Muchos pacientes acuden a nuestra clínica Oftalmocor solicitando información acerca de la llamada cirugía Lasik. Sobre todo suelen elevar la consulta aquellos que están cansados o disconformes con la necesidad de utilizar gafas o lentes de contacto de forma necesaria para garantizar una correcta visión.
Es por ello que hoy vamos al menos a dar algunas pinceladas de en qué consiste esta técnica y sus posibles aplicaciones.
En qué casos se emplea la cirugía Lasik y sus posibles garantías de éxito.
Este tipo de cirugía refractiva, utiliza el láser para modificar la forma de la córnea de forma que la persona con problemas de visión deje de depender del uso de gafas o lentes de contacto.
Las patologías visuales que la cirugía Lasik puede mejorar son:
1.– Hipermetropía: donde se ven afectadas la visión de cerca y en ocasiones parte de la visión de lejos debido a que la luz enfoca por detrás de la retina en lugar de hacerlo sobre la misma.
2.- Miopía: en esta ocasión la gran afectada es la visión de lejos ya que determinadas deficiencias en la córnea y el globo ocular provocan que los rayos de luz enfoquen delante de la retina, provocando una visión muy borrosa.
3.- Astigmatismo: tanto la visión de lejos como la de cerca se ven mermadas en base a que la córnea pierde su curvatura normal.
Sin embargo, el hecho de estar afectado por estas dolencias no significa que para su posible corrección se pueda sí o sí recurrir a este tipo de cirugía, pues hay muchos factores que pueden desaconsejar su uso, tales como
- Miopía de grado muy alto y grave.
- Padecer queratocono.
- Pérdida de visión por edad avanzada.
- Algunas enfermedades autoinmunes.
- Sequedad ocular constante.
- Toma de determinados medicamentos.
- Embarazo o lactancia…
La intervención con cirugía Lasik no es en sí complicada ni de larga duración, apenas 30 minutos. Se realiza en la propia clínica, con el paciente despierto y tan solo adormeciendo el ojo con unas gotas específicas a la par que se mantienen los párpados abiertos y separados con ayuda de un aparato diseñado para este fin.
Se accede a la córnea a través de un pequeño corte que permite levantar un elemento denominado colgajo corneal.
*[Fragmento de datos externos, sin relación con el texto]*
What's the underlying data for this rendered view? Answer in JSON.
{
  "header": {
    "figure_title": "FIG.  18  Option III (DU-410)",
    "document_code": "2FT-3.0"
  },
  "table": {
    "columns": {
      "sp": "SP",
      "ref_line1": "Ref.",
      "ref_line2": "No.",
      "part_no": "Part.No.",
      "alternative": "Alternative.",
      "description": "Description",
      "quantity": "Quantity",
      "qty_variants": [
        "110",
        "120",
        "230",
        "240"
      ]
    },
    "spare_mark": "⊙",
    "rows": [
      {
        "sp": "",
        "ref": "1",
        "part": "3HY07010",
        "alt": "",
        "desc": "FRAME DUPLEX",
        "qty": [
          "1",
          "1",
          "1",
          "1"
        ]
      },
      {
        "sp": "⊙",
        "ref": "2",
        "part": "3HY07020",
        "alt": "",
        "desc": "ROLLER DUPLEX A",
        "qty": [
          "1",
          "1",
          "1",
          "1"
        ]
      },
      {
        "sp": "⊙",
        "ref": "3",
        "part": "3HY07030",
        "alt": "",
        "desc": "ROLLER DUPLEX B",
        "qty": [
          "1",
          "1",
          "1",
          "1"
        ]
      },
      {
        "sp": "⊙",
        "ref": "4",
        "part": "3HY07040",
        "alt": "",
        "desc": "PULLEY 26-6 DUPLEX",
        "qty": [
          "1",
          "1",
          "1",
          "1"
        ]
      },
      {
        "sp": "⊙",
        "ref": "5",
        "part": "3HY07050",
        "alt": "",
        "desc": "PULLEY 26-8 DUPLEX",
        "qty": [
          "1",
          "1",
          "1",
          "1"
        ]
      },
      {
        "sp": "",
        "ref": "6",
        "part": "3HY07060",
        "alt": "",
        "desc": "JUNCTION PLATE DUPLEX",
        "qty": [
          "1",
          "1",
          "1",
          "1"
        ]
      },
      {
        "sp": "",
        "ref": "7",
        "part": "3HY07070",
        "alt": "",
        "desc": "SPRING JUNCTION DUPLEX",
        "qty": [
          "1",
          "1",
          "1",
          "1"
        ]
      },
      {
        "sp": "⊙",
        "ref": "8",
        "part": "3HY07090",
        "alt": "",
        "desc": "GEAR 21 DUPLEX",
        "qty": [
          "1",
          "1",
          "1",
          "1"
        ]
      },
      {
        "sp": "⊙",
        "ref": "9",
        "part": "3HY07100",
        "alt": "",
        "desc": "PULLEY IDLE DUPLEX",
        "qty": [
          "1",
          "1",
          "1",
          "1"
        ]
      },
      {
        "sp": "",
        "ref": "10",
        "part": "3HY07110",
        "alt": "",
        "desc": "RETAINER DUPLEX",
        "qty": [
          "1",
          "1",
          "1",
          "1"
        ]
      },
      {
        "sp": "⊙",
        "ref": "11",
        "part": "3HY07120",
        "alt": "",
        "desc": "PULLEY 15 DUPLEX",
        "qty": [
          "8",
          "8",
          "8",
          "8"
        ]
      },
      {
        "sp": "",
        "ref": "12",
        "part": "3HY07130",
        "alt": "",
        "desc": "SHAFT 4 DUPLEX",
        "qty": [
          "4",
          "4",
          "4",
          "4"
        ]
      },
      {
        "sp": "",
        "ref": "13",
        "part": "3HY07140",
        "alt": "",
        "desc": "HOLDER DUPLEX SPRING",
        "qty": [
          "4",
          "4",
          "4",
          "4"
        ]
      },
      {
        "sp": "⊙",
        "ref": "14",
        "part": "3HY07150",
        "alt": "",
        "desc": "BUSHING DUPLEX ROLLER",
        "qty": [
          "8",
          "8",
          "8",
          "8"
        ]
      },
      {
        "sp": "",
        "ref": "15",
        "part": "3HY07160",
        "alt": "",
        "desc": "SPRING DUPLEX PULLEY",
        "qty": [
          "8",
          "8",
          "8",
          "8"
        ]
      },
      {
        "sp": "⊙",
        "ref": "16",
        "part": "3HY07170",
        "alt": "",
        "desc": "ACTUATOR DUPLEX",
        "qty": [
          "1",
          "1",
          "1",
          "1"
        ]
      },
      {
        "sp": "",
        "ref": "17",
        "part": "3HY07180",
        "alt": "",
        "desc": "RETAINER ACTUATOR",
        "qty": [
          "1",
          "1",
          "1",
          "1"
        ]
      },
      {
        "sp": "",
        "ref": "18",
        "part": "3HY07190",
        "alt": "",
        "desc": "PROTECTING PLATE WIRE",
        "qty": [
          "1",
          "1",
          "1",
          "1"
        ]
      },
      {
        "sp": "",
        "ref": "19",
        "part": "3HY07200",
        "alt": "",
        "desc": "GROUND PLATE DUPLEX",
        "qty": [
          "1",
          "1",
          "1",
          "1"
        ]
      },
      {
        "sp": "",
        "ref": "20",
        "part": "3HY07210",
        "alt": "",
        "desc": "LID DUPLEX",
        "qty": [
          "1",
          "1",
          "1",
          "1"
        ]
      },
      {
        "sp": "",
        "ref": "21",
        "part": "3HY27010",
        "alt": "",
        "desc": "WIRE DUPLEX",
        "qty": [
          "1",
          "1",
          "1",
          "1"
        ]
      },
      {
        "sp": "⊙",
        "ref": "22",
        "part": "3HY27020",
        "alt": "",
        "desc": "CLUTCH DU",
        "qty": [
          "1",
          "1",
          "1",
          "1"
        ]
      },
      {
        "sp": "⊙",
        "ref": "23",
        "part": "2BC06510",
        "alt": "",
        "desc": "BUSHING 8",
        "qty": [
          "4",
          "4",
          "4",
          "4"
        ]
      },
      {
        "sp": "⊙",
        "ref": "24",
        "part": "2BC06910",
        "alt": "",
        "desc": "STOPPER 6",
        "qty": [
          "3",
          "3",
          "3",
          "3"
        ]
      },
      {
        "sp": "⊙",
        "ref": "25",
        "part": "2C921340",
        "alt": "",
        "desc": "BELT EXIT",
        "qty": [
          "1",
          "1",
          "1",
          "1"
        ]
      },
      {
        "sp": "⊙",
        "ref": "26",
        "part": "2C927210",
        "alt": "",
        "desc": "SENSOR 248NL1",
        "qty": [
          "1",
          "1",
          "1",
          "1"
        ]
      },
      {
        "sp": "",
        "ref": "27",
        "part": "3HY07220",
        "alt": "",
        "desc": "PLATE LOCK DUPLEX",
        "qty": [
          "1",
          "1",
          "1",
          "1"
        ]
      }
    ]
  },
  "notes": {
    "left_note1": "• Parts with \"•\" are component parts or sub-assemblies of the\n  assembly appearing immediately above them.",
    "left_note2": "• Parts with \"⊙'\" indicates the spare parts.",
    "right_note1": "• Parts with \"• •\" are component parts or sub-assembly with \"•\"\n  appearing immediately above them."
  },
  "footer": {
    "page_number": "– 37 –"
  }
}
De ese modo, mediante la acción del láser, en cada pulsación se va eliminando el tejido corneal necesario, se remodela la córnea y se envuelve nuevamente con su colgajo.
Para someterse a esta técnica se ha de pasar por una serie de valoraciones previas que determinarán si el paciente es un candidato óptimo para ello, o por contra se recomienda no aplicarla.
Si efectivamente se determina que se le podrá aplicar este método, las revisiones posteriores a la intervención serán, inicialmente a las 24 o 48 horas de esta.
Es posible que tras la cirugía, el paciente note:
- Sequedad ocular.
- Visión borrosa.
- Escozor o quemazón.
- Leve dolor o molestias.
Estos síntomas suelen aparecer en las horas posteriores y en general van disminuyendo y desapareciendo a medida que avanza el mismo día o a lo sumo días siguientes.
Si hay algo que tenemos claro en Oftalmocor es que hay que analizar muy minuciosamente el caso de cada paciente para saber si la cirugía Lasik sería apropiada y efectiva en su caso, ya que aunque el porcentaje de éxito de esta técnica es de aproximadamente el 80% de los casos, siempre hay que realizar un estudio exhaustivo previo.